Le vendredi 14 novembre 1997, à l’occasion de l’anniversaire d’Ali, le premier imam chiite, l’ayatollah Montazeri prononça le fameux discours qui conduisit à son assignation à résidence et aux attaques contre sa salle de prière. Dans ce discours, il s’adressa directement à Khamenei et lui indiqua qu’il ne disposait pas du statut de marja. Il pointa du doigt le fait que Khamenei n’avait pas écrit la thèse attendue de la part des marjas. Au lieu de cela, avait-t-il déclaré, Khamenei répondait aux questions sur la jurisprudence islamique d’après le traité de l’ayatollah Khomeini.
« Le Guide suprême n’aurait pas dû accepter le statut de marja », écrivit le grand ayatollah Ahmad Azari Qomi dans une lettre datée du 27 octobre 1997 et adressée au président Mohammad Khatami. « Cela allait à l’encontre des principes de la charia et de la Constitution, fondés sur les principes islamiques. »
Il ajouta que Khamenei avait créé une « dérogation spéciale », sous le commandement d’Ali Fallahian, ancien ministre iranien du renseignement, afin de « s’imposer » comme marja et de « maintenir les autres marjas à terre ».
Une campagne de harcèlement fut lancée contre Montazeri après son discours et contre Qomi. Khamenei soutint publiquement ces attaques. « Ce n’est pas personnel », déclara le Guide suprême le 26 novembre 1997. « Je porte de lourdes responsabilités sur mes épaules et je remercie sincèrement tous ceux qui sont entrés dans l’arène pour étouffer l’ennemi et lui donner un coup de poing sur la bouche. »

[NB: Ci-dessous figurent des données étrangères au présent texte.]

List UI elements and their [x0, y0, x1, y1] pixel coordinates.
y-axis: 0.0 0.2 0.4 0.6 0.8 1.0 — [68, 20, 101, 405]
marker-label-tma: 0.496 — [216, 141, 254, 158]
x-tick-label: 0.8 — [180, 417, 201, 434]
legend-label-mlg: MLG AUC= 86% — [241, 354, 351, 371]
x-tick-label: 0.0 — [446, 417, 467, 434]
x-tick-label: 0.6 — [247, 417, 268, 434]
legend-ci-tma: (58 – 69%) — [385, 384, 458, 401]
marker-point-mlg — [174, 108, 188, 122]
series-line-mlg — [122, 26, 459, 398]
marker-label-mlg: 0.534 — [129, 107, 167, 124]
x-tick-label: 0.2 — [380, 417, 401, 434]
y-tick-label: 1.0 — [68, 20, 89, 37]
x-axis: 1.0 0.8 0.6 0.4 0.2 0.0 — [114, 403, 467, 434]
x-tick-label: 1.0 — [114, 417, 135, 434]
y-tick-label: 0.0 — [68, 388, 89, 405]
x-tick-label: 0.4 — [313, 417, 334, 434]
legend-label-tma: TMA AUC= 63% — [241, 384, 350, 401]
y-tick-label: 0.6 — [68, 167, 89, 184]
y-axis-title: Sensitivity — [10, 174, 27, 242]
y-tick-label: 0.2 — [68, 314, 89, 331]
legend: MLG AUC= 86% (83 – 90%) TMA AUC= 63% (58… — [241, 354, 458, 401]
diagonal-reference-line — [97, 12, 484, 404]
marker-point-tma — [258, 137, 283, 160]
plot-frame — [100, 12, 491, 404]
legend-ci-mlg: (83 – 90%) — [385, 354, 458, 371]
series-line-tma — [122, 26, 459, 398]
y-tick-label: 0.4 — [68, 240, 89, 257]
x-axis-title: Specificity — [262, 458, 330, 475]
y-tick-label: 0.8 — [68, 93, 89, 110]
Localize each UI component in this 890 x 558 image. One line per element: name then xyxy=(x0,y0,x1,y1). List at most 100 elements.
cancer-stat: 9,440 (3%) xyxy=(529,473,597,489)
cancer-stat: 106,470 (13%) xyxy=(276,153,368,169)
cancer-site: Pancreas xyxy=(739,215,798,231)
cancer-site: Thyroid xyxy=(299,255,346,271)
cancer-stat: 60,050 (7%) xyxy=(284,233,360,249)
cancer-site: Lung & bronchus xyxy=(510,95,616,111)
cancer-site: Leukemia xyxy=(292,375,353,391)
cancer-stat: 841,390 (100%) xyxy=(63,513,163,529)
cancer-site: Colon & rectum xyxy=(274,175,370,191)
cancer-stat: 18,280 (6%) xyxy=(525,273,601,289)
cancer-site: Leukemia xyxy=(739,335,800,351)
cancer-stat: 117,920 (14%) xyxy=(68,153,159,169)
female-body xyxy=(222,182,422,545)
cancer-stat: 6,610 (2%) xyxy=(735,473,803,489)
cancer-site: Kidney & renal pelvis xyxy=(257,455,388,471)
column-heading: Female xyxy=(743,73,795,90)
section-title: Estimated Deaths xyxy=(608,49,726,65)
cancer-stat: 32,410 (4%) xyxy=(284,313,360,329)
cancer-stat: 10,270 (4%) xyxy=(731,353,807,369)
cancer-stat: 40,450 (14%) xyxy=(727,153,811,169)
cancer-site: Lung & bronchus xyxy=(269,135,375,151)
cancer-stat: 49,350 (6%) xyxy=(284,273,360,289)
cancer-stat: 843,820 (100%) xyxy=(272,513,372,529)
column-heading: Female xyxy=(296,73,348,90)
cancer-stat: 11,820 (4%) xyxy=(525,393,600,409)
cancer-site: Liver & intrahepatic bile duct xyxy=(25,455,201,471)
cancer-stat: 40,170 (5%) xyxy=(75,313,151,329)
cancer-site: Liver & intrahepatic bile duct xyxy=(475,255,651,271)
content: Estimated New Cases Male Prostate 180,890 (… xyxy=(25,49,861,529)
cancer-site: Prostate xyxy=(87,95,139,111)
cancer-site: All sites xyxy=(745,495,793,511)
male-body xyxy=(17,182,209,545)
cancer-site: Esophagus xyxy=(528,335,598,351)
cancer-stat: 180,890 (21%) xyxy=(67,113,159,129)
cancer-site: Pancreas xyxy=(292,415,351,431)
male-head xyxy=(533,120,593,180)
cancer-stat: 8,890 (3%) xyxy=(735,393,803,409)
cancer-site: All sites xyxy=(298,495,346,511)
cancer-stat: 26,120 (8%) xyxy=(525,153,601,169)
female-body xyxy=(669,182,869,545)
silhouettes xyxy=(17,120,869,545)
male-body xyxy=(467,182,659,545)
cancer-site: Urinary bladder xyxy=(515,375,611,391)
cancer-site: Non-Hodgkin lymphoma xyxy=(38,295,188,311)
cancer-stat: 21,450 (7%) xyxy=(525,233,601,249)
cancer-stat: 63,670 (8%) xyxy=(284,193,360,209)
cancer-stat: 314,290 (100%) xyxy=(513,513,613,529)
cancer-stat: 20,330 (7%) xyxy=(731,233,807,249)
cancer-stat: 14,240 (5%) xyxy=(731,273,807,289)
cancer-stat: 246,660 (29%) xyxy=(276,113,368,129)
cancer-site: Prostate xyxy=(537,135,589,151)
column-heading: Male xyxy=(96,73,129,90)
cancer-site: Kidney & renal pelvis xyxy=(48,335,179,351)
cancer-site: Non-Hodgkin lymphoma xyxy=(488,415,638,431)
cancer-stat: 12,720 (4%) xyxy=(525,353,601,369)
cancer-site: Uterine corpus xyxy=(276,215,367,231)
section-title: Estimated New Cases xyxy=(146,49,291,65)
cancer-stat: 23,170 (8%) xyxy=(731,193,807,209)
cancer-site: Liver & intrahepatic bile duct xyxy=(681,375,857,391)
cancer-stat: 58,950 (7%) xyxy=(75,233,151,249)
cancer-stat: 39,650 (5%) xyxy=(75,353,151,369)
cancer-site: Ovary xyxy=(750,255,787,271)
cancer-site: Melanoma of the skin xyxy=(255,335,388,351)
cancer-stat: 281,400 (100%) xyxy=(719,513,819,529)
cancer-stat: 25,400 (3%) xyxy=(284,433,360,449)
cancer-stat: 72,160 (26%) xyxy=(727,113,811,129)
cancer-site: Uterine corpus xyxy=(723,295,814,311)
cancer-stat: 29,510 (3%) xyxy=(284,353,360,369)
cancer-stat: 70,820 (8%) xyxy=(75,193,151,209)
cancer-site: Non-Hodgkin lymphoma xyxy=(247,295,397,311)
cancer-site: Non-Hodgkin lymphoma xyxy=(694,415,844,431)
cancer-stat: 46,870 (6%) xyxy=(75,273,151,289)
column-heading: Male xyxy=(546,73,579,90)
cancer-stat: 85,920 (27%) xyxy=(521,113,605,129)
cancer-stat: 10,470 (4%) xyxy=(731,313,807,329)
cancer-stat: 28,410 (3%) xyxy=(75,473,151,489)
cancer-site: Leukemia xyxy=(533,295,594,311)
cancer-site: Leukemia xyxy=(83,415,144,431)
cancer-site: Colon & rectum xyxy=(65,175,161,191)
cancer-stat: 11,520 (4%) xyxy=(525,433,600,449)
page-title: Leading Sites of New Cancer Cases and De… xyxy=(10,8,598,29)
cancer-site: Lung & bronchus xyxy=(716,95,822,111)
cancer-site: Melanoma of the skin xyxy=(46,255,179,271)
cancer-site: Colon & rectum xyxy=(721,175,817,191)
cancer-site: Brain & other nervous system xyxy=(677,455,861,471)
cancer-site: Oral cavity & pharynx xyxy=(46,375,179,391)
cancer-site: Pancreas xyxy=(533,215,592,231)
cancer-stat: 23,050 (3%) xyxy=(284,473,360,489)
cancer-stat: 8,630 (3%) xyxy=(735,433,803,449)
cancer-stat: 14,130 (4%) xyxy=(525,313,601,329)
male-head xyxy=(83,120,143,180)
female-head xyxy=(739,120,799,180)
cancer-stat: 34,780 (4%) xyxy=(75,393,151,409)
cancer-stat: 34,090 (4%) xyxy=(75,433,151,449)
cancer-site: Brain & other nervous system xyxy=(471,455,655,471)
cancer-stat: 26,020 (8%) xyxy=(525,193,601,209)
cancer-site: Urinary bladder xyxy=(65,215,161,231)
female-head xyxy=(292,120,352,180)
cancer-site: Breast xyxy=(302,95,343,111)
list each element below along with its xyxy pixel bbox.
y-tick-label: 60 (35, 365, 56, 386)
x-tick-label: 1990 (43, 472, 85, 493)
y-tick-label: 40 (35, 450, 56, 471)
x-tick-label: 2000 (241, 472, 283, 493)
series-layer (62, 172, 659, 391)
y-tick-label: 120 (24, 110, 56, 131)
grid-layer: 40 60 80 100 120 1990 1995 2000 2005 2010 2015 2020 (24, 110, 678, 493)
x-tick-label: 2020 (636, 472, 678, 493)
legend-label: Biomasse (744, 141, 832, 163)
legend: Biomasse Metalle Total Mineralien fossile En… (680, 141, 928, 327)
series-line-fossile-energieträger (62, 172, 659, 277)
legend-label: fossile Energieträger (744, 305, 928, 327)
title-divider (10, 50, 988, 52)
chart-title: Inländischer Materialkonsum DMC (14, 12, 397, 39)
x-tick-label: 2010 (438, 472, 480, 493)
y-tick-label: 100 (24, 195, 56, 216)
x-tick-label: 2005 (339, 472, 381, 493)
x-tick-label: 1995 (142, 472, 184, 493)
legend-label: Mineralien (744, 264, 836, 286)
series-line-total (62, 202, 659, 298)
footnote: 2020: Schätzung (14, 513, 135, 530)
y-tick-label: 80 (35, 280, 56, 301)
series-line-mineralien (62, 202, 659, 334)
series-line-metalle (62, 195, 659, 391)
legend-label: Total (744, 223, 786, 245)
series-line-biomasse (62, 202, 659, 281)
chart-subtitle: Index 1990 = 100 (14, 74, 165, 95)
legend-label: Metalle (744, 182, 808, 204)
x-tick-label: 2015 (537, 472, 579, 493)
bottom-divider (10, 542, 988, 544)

Les attaques contre ces deux ayatollahs et leurs assignations à résidence eurent lieu le 19 novembre 1997. Selon Mohsen Kadivar, l’opération fut orchestrée par le chef du pouvoir judiciaire Mohammad Yazdi, aujourd’hui commandant du Corps des gardiens de la Révolution de Téhéran. L’assignation à résidence illégale de Montazeri a duré cinq ans, deux mois et 12 jours, tandis que l’ayatollah Azari Qomi resta en résidence surveillée pendant 15 mois jusqu’à sa mort le 11 février 1999.